Genetics in Medicine ( IF 8.8 ) Pub Date : 2019-10-10 , DOI: 10.1038/s41436-019-0670-3
Paul J Azzopardi 1 , Ross E G Upshur 2 , Stephanie Luca 3 , Viji Venkataramanan 3 , Beth K Potter 4 , Pranesh K Chakraborty 5 , Robin Z Hayeems 1, 3
Affiliation  

Purpose

Despite the public health successes of newborn bloodspot screening, uncertainty associated with variant forms of primary screening targets has led to discrepancies in medical management.
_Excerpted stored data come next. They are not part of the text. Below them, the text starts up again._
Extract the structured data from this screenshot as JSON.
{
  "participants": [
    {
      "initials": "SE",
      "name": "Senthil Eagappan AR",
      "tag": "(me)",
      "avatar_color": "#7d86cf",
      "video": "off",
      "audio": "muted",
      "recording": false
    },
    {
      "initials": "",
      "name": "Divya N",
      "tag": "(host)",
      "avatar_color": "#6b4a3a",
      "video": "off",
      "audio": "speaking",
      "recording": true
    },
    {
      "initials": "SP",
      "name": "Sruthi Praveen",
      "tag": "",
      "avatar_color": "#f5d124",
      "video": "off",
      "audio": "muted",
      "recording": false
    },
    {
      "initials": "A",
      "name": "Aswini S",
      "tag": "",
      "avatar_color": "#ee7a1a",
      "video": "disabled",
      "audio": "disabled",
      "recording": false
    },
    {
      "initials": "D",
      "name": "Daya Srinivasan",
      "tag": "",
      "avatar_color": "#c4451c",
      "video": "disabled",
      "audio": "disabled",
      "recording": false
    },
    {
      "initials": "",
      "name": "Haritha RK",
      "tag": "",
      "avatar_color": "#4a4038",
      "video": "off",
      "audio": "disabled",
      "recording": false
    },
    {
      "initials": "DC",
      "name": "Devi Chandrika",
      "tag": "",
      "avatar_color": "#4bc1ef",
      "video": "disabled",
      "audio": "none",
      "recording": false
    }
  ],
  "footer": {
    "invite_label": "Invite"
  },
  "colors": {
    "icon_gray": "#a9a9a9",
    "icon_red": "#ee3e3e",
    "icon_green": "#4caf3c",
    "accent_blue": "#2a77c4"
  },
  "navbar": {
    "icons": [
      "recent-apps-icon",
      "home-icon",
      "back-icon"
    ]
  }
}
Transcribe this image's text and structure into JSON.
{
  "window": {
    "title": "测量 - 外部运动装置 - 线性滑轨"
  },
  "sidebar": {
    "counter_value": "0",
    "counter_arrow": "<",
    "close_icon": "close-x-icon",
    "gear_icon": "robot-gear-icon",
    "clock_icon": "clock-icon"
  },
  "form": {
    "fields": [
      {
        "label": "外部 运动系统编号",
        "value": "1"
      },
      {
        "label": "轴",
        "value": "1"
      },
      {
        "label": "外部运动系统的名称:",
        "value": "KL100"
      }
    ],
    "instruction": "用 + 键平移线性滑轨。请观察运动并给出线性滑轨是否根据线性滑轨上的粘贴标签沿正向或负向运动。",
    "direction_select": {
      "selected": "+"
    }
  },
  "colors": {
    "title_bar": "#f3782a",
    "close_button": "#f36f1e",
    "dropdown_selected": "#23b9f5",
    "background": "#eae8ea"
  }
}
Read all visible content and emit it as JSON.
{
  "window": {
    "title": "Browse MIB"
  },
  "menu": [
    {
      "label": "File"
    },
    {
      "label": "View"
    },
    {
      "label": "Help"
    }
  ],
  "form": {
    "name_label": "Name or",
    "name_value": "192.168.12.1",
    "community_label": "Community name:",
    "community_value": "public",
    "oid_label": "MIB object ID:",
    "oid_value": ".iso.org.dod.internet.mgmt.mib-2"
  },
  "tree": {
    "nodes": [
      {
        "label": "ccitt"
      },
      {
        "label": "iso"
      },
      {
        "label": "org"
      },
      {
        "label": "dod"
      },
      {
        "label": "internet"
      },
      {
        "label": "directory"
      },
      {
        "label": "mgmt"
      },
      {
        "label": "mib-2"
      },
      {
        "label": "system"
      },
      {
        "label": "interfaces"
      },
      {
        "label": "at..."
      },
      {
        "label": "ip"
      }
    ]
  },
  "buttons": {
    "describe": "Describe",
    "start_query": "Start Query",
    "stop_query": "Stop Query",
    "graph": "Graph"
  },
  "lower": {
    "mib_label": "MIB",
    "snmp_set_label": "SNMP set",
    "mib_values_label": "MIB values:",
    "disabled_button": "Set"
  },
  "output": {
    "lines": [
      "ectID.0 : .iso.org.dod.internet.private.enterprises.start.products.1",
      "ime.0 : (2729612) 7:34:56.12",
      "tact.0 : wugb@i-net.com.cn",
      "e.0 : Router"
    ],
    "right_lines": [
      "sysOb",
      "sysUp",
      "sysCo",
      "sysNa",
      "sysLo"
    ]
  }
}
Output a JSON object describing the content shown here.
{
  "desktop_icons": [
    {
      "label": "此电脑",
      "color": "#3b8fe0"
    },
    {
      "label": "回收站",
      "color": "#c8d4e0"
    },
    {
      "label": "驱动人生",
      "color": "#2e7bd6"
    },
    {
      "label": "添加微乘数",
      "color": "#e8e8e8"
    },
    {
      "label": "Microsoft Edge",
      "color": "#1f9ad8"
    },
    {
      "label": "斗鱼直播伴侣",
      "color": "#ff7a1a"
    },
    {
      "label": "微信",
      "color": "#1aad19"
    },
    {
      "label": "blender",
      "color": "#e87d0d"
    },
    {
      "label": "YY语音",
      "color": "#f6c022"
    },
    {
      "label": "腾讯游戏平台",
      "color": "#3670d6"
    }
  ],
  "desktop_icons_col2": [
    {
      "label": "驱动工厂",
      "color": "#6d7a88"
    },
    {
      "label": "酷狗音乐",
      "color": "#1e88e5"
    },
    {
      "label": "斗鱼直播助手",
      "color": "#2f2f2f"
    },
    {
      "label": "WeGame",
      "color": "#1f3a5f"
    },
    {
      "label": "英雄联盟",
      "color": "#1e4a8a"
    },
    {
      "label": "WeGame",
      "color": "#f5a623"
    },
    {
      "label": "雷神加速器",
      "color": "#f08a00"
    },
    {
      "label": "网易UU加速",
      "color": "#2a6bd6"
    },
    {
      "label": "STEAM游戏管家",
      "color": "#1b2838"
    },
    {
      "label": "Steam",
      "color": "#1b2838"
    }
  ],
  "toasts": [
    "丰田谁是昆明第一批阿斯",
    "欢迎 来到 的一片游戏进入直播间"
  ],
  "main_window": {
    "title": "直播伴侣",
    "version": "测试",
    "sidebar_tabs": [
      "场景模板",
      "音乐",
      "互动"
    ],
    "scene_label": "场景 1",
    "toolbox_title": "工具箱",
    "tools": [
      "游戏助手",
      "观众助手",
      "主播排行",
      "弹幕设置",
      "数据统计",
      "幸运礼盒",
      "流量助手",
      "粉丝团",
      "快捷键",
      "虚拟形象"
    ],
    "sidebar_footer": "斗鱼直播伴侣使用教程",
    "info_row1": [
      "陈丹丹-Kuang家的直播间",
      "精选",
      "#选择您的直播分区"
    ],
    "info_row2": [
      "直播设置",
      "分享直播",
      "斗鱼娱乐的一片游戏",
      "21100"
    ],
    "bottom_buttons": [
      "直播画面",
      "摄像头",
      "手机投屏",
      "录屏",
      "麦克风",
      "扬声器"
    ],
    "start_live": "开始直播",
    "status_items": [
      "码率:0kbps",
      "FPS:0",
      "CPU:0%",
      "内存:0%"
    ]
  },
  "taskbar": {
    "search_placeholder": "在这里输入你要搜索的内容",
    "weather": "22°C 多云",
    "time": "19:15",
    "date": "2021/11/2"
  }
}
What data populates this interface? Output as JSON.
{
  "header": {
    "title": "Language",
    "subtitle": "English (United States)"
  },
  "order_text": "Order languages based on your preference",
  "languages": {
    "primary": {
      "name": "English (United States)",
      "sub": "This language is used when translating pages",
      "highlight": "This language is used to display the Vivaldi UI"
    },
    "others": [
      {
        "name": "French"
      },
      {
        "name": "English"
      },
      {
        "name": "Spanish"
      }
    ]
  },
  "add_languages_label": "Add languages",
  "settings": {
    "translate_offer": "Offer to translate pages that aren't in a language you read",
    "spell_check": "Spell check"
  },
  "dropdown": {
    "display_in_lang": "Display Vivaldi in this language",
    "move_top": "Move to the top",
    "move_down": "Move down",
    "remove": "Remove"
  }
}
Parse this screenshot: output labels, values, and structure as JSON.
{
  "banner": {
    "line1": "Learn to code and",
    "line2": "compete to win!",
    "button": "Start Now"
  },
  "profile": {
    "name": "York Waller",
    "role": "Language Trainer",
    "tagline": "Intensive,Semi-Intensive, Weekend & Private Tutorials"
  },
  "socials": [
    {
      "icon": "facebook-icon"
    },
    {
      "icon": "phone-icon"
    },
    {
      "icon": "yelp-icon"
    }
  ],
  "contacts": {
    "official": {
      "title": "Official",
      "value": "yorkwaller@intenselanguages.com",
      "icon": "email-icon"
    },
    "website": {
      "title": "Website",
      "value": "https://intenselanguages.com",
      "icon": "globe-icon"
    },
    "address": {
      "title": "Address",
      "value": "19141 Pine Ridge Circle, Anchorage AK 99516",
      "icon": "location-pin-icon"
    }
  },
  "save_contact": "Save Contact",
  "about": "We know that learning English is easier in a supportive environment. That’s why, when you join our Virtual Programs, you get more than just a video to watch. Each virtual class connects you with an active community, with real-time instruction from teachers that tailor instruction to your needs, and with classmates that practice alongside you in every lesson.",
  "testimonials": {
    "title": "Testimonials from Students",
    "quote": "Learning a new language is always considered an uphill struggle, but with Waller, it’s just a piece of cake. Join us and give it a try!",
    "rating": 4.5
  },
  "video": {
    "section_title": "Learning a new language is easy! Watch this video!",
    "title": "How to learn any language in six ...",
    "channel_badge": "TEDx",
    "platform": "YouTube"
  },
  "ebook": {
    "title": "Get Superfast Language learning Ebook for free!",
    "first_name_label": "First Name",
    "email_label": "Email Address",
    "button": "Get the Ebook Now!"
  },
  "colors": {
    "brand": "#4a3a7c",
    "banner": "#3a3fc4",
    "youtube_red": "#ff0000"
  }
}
This study explored health-care providers’ approaches to managing atypical forms of inherited metabolic diseases (IMDs) in the absence of evidence-based guidelines.

Methods

Semistructured telephone interviews were conducted with metabolic specialists. 3-Methylcrotonyl CoA deficiency and variant forms of phenylketonuria, biotinidase deficiency, and fatty acid oxidation disorders were considered. Data were analyzed inductively and deductively using a novel taxonomy of uncertainty.

Results

Health-care providers (n = 12) navigate diagnostic, prognostic, and therapeutic challenges of uncertainty while interpreting patient and family attitudes, preferences, and ideas in the care of children with these result types. Participants explained the limits of classifying mild and atypical metabolic phenotypes. Participants also described the challenge of finding balance between cautious care and overmedicalization. Developing consistent care plans and honest communication with families were perceived as effective strategies when navigating uncertainty.

Conclusion

Providers’ experiences suggest a need for transparent and accessible guidelines that account for challenges associated with uncertainty generated by screening. Timely consideration of this challenge is warranted with increasing emergence of genotype-first approaches to screening.



中文翻译:

医疗保健提供者对不同形式的新生儿筛查目标产生的不确定性的看法。

目的

尽管新生儿血斑筛查在公共卫生方面取得了成功,但与初级筛查目标的变异形式相关的不确定性导致了医疗管理的差异。本研究探讨了医疗保健提供者在缺乏循证指南的情况下管理非典型形式的遗传性代谢疾病 (IMD) 的方法。

方法

对代谢专家进行了半结构化电话采访。考虑了 3-甲基巴豆酰 CoA 缺乏症和苯丙酮尿症的变异形式、生物素酶缺乏症和脂肪酸氧化障碍。使用一种新的不确定性分类法对数据进行了归纳和演绎分析。

结果

医疗保健提供者 ( n  = 12) 应对不确定性的诊断、预后和治疗挑战,同时通过这些结果类型解释患者和家人在照顾儿童时的态度、偏好和想法。参与者解释了对轻度和非典型代谢表型进行分类的局限性。参与者还描述了在谨慎护理和过度医疗之间找到平衡的挑战。在应对不确定性时,制定一致的护理计划和与家人进行诚实的沟通被认为是有效的策略。

结论

提供者的经验表明,需要制定透明且易于使用的指南,以应对与筛查产生的不确定性相关的挑战。随着越来越多的基因型优先筛选方法的出现,需要及时考虑这一挑战。